* The dwarves of Chambergraves, while inspired by the Baroness's demands to build a protective wall in 1055, endured such slaughter in the process that by 1056 they were demoralized and unsure of what direction to take, though they enjoyed the safety from immediate external destruction.
* Led by the ravings of a disturbed child, the fortress came under the sway of the more isolationist dwarves who, rather than exploiting the child's image for their own gain, seem to have been genuinely inspired. They are opposed by Lokum Kilrudneth, Mayor and soon to be champion, who came to Chambergraves a simple cheese-maker. The Mayor considered the more extreme isolationist plans to be approaching communal suicide. However he could not directly move against the isolationists.
* Work starts on removing the large outdoor stockpiles and workshops, while at the same time building space inside the chasm and the spire too hold the fortress's quite large inventory. Almost all of the military is decommissioned, and nearly every dwarf is tasked with construction and hauling duties. A wave of migrants is one by one given a trowel and a mortarboard and sent into the depths of the chasm to work.

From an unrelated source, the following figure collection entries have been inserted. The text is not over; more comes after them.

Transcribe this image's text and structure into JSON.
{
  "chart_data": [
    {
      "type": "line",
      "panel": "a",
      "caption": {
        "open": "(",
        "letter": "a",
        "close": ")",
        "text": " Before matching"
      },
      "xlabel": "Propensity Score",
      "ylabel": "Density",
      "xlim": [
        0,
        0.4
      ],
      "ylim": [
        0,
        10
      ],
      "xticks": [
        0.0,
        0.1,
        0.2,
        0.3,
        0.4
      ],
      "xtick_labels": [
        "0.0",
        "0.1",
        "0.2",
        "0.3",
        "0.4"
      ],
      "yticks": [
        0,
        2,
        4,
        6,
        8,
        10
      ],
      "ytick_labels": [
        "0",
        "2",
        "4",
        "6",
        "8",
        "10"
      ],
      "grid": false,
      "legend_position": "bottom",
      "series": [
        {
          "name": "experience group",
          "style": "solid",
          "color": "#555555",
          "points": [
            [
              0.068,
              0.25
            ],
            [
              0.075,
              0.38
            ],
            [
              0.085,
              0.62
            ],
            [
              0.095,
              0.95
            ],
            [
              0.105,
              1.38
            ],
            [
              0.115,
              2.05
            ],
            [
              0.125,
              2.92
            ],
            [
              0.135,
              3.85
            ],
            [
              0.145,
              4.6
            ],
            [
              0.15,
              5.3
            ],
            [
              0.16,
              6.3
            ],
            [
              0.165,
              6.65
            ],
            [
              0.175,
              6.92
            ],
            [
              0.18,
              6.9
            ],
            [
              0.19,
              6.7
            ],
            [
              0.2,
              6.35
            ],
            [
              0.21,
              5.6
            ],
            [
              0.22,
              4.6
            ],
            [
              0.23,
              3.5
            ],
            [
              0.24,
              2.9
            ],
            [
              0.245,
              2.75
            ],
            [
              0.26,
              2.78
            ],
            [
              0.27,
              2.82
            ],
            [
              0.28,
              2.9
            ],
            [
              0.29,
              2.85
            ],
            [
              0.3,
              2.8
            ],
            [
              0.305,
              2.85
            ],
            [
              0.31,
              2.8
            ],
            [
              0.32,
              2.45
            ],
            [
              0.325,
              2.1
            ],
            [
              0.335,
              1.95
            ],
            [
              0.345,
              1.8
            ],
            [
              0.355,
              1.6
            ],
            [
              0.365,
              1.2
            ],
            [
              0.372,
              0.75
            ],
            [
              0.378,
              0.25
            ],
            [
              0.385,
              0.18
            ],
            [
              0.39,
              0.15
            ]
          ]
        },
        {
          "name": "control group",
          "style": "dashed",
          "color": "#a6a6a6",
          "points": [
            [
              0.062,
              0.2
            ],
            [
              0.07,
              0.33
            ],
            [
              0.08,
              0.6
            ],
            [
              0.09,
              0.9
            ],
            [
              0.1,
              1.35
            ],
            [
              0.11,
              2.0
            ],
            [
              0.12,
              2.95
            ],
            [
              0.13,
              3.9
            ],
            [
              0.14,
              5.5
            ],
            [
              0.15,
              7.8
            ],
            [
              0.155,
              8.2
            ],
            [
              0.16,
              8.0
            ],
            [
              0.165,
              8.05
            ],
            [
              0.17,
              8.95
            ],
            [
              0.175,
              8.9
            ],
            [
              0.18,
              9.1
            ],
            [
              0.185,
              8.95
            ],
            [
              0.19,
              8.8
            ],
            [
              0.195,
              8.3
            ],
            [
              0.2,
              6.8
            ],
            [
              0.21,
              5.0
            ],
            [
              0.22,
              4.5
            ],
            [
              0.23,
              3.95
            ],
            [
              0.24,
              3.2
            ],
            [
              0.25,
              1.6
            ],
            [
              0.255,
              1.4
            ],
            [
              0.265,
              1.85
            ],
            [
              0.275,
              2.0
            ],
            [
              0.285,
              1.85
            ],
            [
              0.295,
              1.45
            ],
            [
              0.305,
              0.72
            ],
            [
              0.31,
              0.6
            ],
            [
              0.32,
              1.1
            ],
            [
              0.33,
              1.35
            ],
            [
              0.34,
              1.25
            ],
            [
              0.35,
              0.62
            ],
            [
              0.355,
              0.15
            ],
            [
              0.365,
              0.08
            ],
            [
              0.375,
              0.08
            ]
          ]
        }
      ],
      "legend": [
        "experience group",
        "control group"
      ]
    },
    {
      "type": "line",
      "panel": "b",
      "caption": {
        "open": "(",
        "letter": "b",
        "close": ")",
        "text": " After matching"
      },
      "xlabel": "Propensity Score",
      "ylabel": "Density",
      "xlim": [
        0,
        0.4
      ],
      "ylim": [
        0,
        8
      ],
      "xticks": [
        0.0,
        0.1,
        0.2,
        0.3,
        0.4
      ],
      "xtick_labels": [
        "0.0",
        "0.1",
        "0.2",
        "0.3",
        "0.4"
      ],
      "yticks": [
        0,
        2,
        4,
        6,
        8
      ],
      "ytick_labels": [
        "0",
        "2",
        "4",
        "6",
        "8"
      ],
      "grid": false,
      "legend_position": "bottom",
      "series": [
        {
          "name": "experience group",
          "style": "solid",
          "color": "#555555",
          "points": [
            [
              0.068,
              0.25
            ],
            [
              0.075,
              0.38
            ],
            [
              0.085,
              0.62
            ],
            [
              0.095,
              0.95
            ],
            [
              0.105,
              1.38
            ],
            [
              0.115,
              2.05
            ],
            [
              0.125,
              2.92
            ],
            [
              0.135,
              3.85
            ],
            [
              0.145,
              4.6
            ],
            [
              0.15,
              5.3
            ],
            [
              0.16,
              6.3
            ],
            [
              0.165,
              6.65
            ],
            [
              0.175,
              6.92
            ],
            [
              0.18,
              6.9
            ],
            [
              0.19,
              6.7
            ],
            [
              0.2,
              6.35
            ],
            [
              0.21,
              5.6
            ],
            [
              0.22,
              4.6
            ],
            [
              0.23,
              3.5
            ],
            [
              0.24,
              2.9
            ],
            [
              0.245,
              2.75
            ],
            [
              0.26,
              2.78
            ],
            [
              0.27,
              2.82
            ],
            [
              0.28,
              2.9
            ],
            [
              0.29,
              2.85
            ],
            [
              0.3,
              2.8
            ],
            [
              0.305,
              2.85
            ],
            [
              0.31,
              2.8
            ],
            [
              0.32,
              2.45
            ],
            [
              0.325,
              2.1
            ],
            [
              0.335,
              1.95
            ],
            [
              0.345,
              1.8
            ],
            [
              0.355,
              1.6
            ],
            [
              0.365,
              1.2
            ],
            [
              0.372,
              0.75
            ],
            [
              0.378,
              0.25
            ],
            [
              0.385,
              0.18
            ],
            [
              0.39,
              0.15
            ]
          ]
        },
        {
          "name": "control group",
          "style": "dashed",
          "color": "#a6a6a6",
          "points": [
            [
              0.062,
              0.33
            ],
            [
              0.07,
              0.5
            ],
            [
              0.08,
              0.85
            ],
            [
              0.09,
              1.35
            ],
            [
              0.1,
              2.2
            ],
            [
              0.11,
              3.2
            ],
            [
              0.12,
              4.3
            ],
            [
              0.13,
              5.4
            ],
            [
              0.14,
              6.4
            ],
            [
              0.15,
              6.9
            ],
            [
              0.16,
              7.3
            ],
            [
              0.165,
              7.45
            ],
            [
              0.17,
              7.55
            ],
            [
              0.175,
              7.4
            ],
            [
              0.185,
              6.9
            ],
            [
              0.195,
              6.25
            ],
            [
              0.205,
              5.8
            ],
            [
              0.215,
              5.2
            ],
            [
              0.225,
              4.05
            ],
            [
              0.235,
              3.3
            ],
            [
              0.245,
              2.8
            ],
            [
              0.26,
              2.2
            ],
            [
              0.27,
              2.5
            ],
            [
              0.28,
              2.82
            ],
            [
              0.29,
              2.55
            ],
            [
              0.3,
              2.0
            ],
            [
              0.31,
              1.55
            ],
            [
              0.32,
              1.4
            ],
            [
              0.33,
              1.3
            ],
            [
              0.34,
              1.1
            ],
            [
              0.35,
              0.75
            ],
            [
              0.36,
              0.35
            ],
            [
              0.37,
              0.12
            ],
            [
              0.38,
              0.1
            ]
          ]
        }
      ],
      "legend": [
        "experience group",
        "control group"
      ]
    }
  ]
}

* During the whole year, traders are not permitted in. They stay outside the fortress walls, holding camp and muttering, and eventually leave. One trader from the east shouts curses all day and warns he will not go anywhere until he trades. By this time the depot has been reduced to rubble and is being picked for valuable items to haul inside. The trader is ignored. True to his word, he stays put until he dies of thirst where he stands, right outside the fortress wall. His mule dies with him in the same way with the same attitude.
* The chasm does not yet have access to drinking water. As the condition of two wounded dwarves worsens, the Mayor orders the bridge be lowered to give access to the stream. While some dwarves go to get water other dwarves rush off to get various equipment left laying outside, taking many livestock with them, getting lost among the stairwells cut into the cliff. The Mayor stands ready to raise the old armies of the fortress and command them to victory if so much as a kobold appears. But the child-prophet runs around haranguing the dwarves to get back isnide, forbidding that they touch various things with some elaborate ritual. Additionally some key stairwells are cut to isolate the clifftop from the bottom. All dwarves are retrieved safely and there is no attack all year in fact. The Mayor's faction loses much power.
* A water supply is created in the chasm, but too late for the wounded who die of thirst anyway. Apparently there is an act of heroism here, where the floodgate to fill up the pond is not quickly closed, and starts to overflow and cascade down into the fortress's food stockpiles. The tax collector braves the long, perilously narrow bridge with water flowing over it to reach the lever. Though some describe the scenario as "win-win".
* Food and drink is moved in as fast as floor space can be created for it. At the same time some of the larger natural ledges within the cavern are opened up and then the other stockpiles are moved to those, although this is not a permanent solution, the isolationists never tire of reminding everyone.
* The isolationists meanwhile sever the magma connection between the spire and the world outside, and take steps to create a better pool of drinking water that can travel with the spire when it falls into the chasm. The pool is eventually deemed not large enough, but plans for a pool taking up a whole level of the spire are not implemented, as construction work cannot be spared for anything elaborate.
* A human diplomat inside the fortress at the beginning of the year is ignored by the isolationists, and in his recklessness throws himself off a walkway to splatter on a ledge-stockpile far below. However other diplomats and representatives manage to get out cleanly when one of the two waves of migrants are let in, and their tales are the source of much of this history.
* Bit by bit, the old fortress is stripped and crammed inside the chasm. An old stockpile of food by an abandoned farm is rediscovered. An artifact door left in some old sleeping quarters outside the wall is retrieved by tunnel, then the tunnel is sealed. The large open yard that was once the heart of the fortress is now just a field of refuse and horrifying memories.
* The isolationists, having accomplished all of their goals by early winter, now argue among themselves about the best course of action, and get embroiled in details about how to eventually sever the spire completely from the chasm, and what to do about the complex upper works. The Mayor siezes the opportunity and orders a depot structure set up, and begins to say that perhaps now is the time to make the fortress a home again, establish a small but capable military, get production and trade going, do some real work towards providing housing and meeting the demands of the nobility, and live like decent dwarf-folk. This talk becomes popular among dwarves numbed from months of toil and sloppy, rushed masonry jobs. The Baronnes, who all year has been a strong silent supporter of the prophet-child and the isolationists, now seems pleased with her newly engraved room and its arifact door that the Mayor provided, and has stopped attending the meetings of the WAFD. The prophet-child, too, has not issued any new urgent commands, and as 1057 rolls around the fate of Chambergraves is still uncertain.